In klassieke leerstukken van het bestuursrecht kunnen 4 categorieën
rechtsregels worden aangeduid:
- Het bestuurlijk organisatierecht: hoe is ons bestuur georganiseerd? Dit is
het geheel van regels dat bepalend is voor het organigram van de
overheid => we hebben een wetgever en een uitvoerende macht in vorm
van een regering of koning en daarmee gedaan, nee!, daarnaast zijn er
veel instellingen met rechtspersoonlijkheid door de OH opgericht in
publiekrechtelijke/privaatrechtelijke/hybride vorm naast de gewone
ministeries (vb: FOD justitie) en departementen vb: NMBS, de Lijn, De post.
=> hoe verhouden die zich tot elkaar?
- Het materieel bestuursrecht => materiële rechtsregels die een
welbepaalde situaite beheersen, dit zijn de inhoudelijke regels van het
bestuursrecht (vb: criteria ter beoordeling van een vergunningsaanvraag,
een subsidieaanvraag, …).
- Het procedureel bestuursrecht => dit zijn de vormelijke regels en
beginselen die het bestuur moet toepassen bij het nemen van een
bestuursbeslissing (vb. inwinnen van een advies, naleven hoorplicht,
taalgebruik, bestuurlijke beroepsprocedures, …)
o Vb: je wil zelfstandig verzekeringsmakelaar worden dan heb je
erkenning nodig van de FSMA, je hebt die gekregen, toen voldeed je
aan de voorwaarden. Maar je maakt tijdens de uitoefening van je
beroep een vergissing en de FSMA trekt je erkenning in. Gevolg: dat
leidt tot een beroepsverbod (je kan dat beroep niet meer
uitoefenen). FSMA zal daarvoor een procedure moeten volgen. Als je
erkenning wordt ingetrokken omdat je een verwijtbaar gedrag hebt
betoond wat van een makelaar niet wordt getolereerd, dan zal de
FSMA je moeten horen, je de gelegenheid geven om je te
verdedigen. Een beroepsverbod is namelijk een zeer zware sanctie.
- Het bestuursprocesrecht => dit zijn de regels en beginselen die van
toepassing zijn op de procedures voor de bestuursrechters
o Vb: je erkenning wordt ingetrokken, dan zal je rechtsbescherming
willen zoeken als je de sanctie te zwaar vindt of het onterecht is. Vb:
ze hadden beter kunnen schorsen, sanctie is disproportioneel omdat
ik ervoor nooit iets verkeerd heb gedaan. Beslissing proberen
bestrijden via versnelde procedure voor de RVS.

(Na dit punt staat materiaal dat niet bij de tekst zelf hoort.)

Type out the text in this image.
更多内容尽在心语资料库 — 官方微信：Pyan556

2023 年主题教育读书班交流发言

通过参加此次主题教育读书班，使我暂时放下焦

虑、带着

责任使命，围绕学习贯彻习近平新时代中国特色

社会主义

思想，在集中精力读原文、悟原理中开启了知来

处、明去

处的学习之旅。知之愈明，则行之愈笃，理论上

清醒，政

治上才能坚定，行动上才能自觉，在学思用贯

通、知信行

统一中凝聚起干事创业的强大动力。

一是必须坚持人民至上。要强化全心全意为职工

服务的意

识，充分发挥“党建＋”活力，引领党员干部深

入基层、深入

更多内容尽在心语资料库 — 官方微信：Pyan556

1.1 Aard van het bestuursrecht: is het een ‘uitzonderingsrecht’?
3
, Dit een belangrijk en moeilijk vraagstuk in het bestuursrecht. In de handboeken
wordt traditioneel gesteld dat het bestuursrecht een uitzonderingsrecht is =>
betekent m.a.w. dat het privaatrecht het gemene recht is => de OH’en: Vlaamse
gewest, Vlaamse gemeenschap, BE staat, de nmbs, … die zijn als OH’en ook
onderworpen aan het privaatrecht vb: de OH is onderworpen aan 1382 BW
(leerstuk van de onrechtmatige daad: als een OH een fout begaat waardoor
schade wordt veroorzaakt aan mij dan kan ik haar in aansprakelijkheid
dagvaarden), een OH kan ook contracten sluiten: een koop-verkoop-, huur
overeenkomst => dit zijn gewone burgerrechtelijke contracten die onderworpen
zijn aan het BW. Dus: het privaatrecht is het ius commune waaraan ook OH’en
onderworpen zijn.
- Maar het is ook een uitzonderingsrecht want de OH is ook onderworpen
aan het publiekrecht => tak van het recht waarin de regels zijn bepaald
die OH’en moeten naleven wanneer ze beslissingen nemen t.a.v.

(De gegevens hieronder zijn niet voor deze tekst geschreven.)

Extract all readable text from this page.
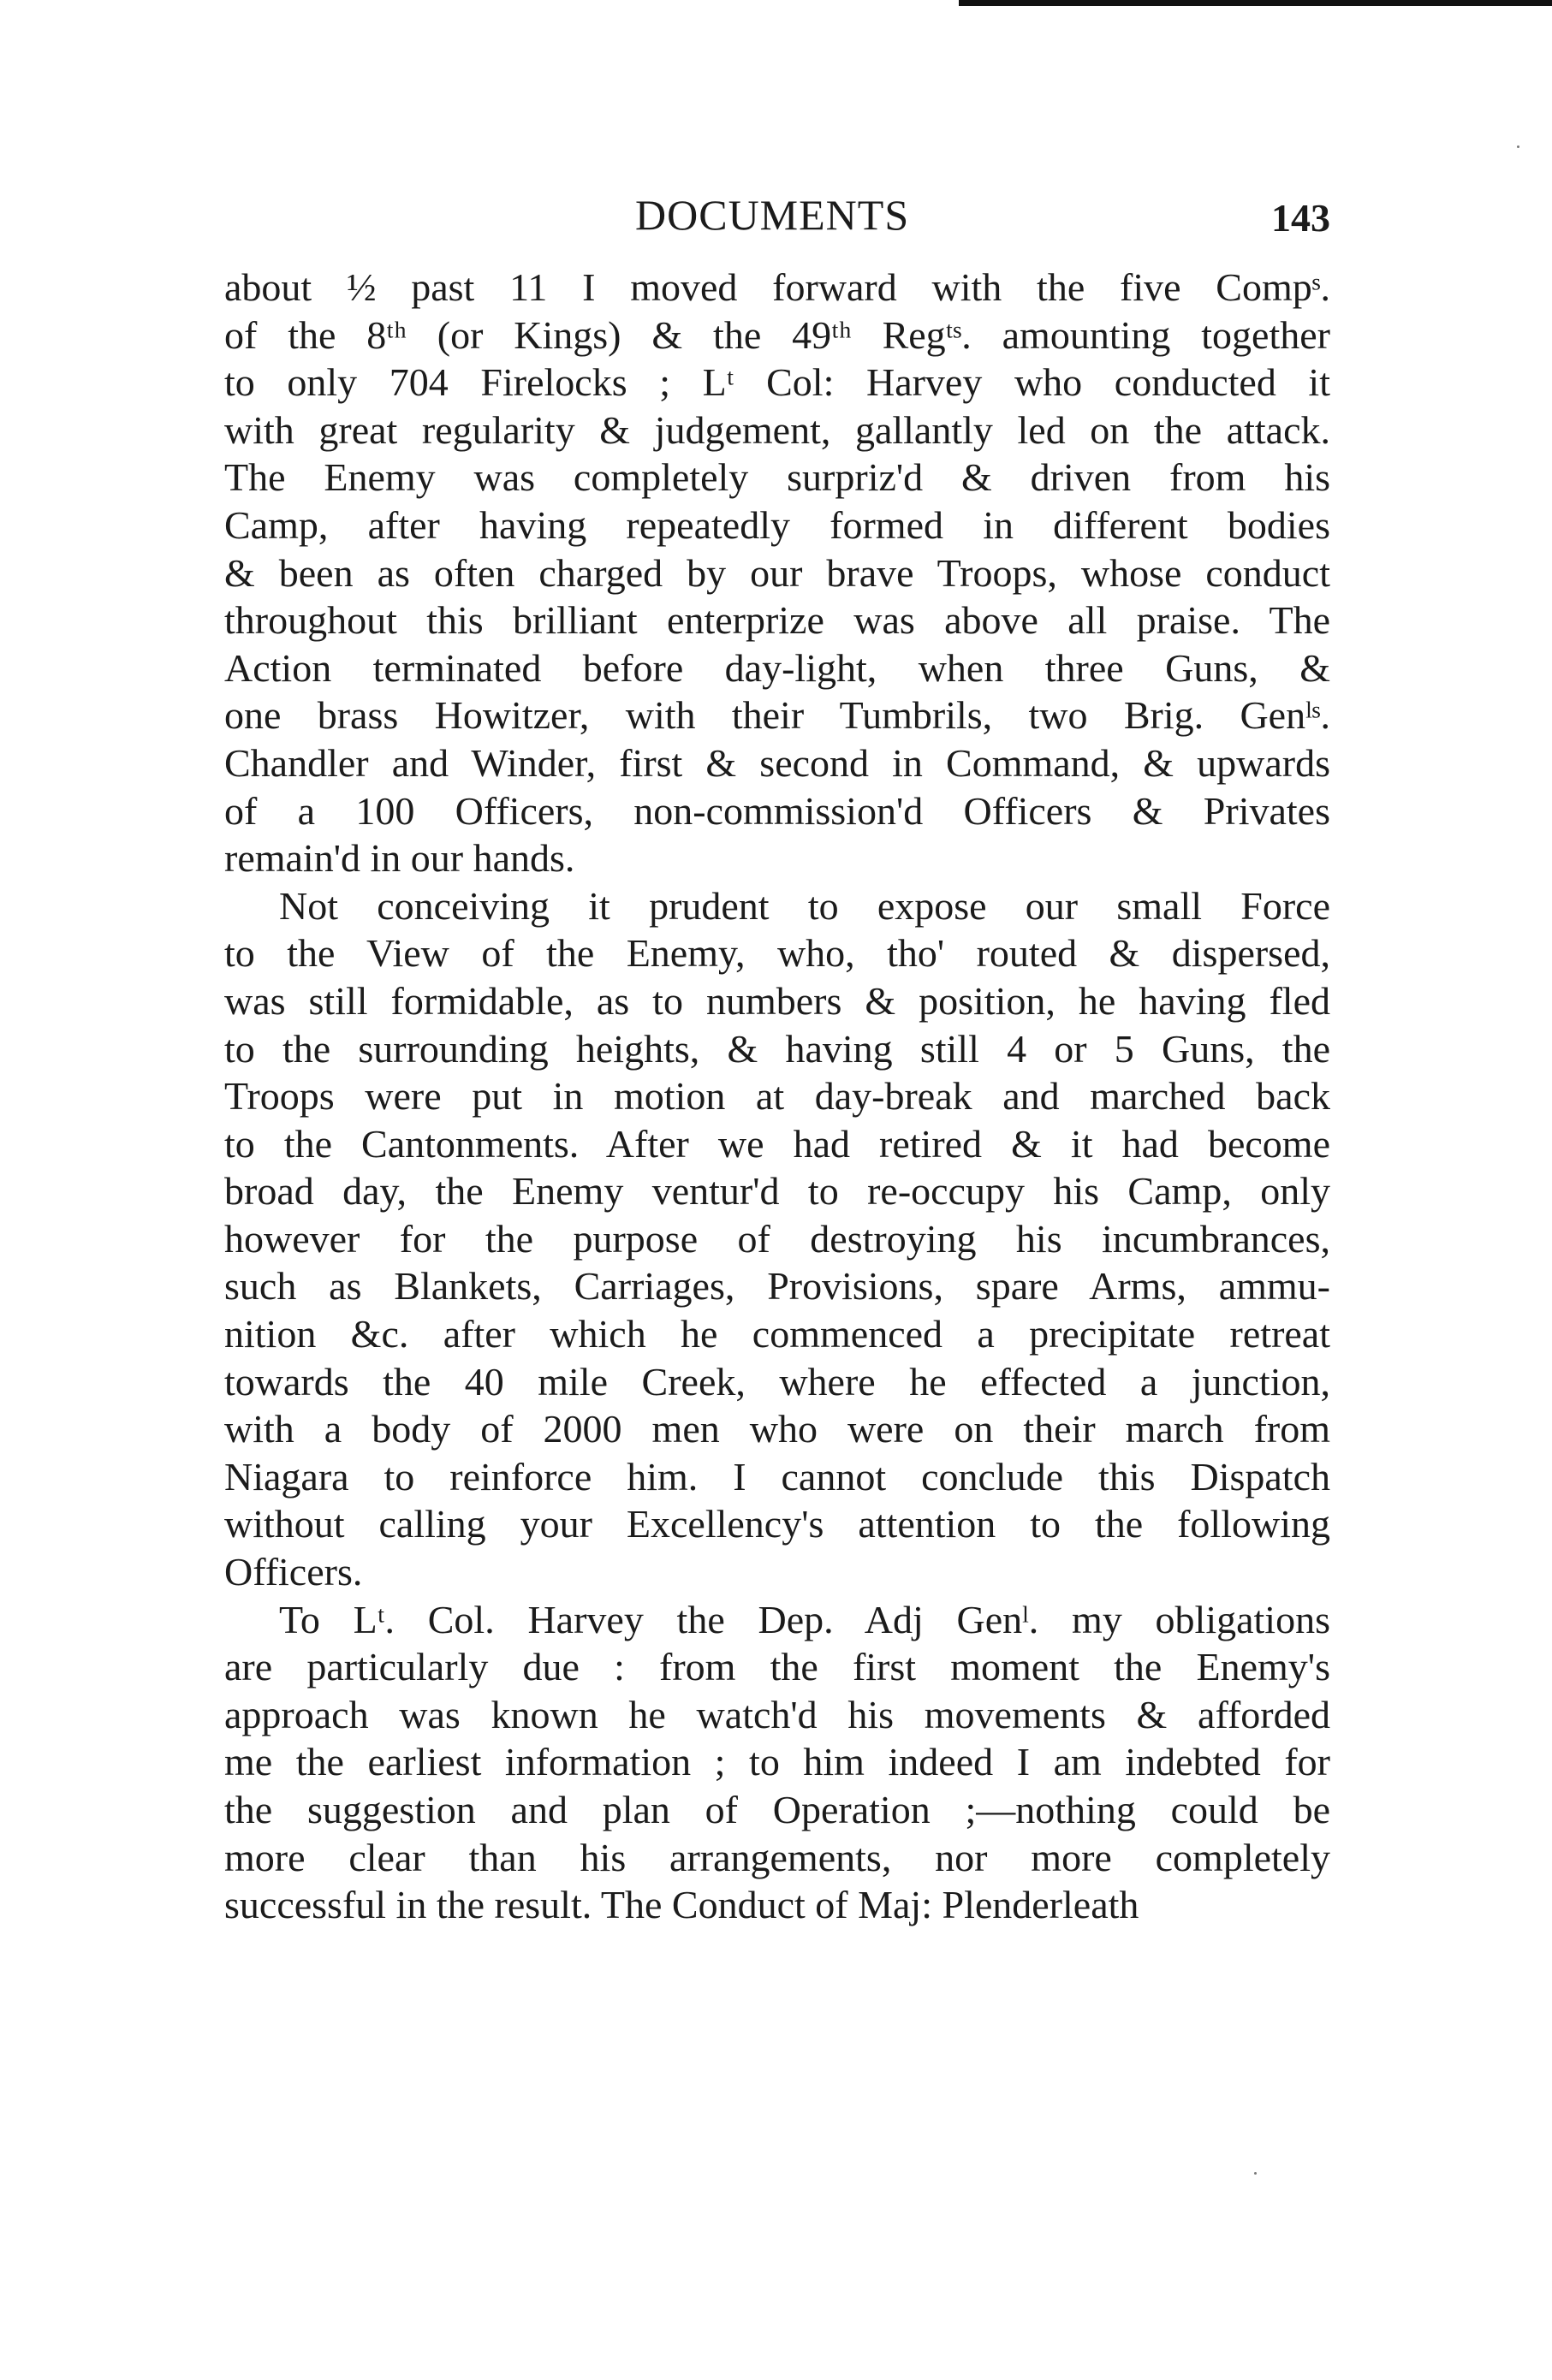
DOCUMENTS	143
about ½ past 11 I moved forward with the five Compˢ.
of the 8ᵗʰ (or Kings) & the 49ᵗʰ Regᵗˢ. amounting together
to only 704 Firelocks ; Lᵗ Col: Harvey who conducted it
with great regularity & judgement, gallantly led on the attack.
The Enemy was completely surpriz'd & driven from his
Camp, after having repeatedly formed in different bodies
& been as often charged by our brave Troops, whose conduct
throughout this brilliant enterprize was above all praise. The
Action terminated before day-light, when three Guns, &
one brass Howitzer, with their Tumbrils, two Brig. Genˡˢ.
Chandler and Winder, first & second in Command, & upwards
of a 100 Officers, non-commission'd Officers & Privates
remain'd in our hands.
Not conceiving it prudent to expose our small Force
to the View of the Enemy, who, tho' routed & dispersed,
was still formidable, as to numbers & position, he having fled
to the surrounding heights, & having still 4 or 5 Guns, the
Troops were put in motion at day-break and marched back
to the Cantonments. After we had retired & it had become
broad day, the Enemy ventur'd to re-occupy his Camp, only
however for the purpose of destroying his incumbrances,
such as Blankets, Carriages, Provisions, spare Arms, ammu-
nition &c. after which he commenced a precipitate retreat
towards the 40 mile Creek, where he effected a junction,
with a body of 2000 men who were on their march from
Niagara to reinforce him. I cannot conclude this Dispatch
without calling your Excellency's attention to the following
Officers.
To Lᵗ. Col. Harvey the Dep. Adj Genˡ. my obligations
are particularly due : from the first moment the Enemy's
approach was known he watch'd his movements & afforded
me the earliest information ; to him indeed I am indebted for
the suggestion and plan of Operation ;—nothing could be
more clear than his arrangements, nor more completely
successful in the result. The Conduct of Maj: Plenderleath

individuen en rechtspersonen. In die verhouding: rechtsonderhorigen –
bestuur, admin. OH, is er geen gelijkheid. De OH neemt eenzijdig
beslissingen die ons binden. Dit is totaal anders in het privaatrecht vb: je
sluit een contract met je buur op voet van gelijkheid. Bij de OH niet. OH
gaat eenzijdig een beslissing nemen tav u vb: je krijgt je diploma, je
erkenning, … of je krijgt het niet. En omwille van dat prerogatief dat de OH
heeft, nl. de bevoegdheid om jou te binden zonder je akkoord, prerogatief
van het eenzijdig kunnen uitoefenen van openbaar gezag, imperium,
maakt dat alvorens die OH dat kan doen er aantal strenge regels zijn die
de OH moet naleven, zoals respect voor het gelijkheidsbeginsel,
motiveringsplicht, wettigheidsbeginsel, enz.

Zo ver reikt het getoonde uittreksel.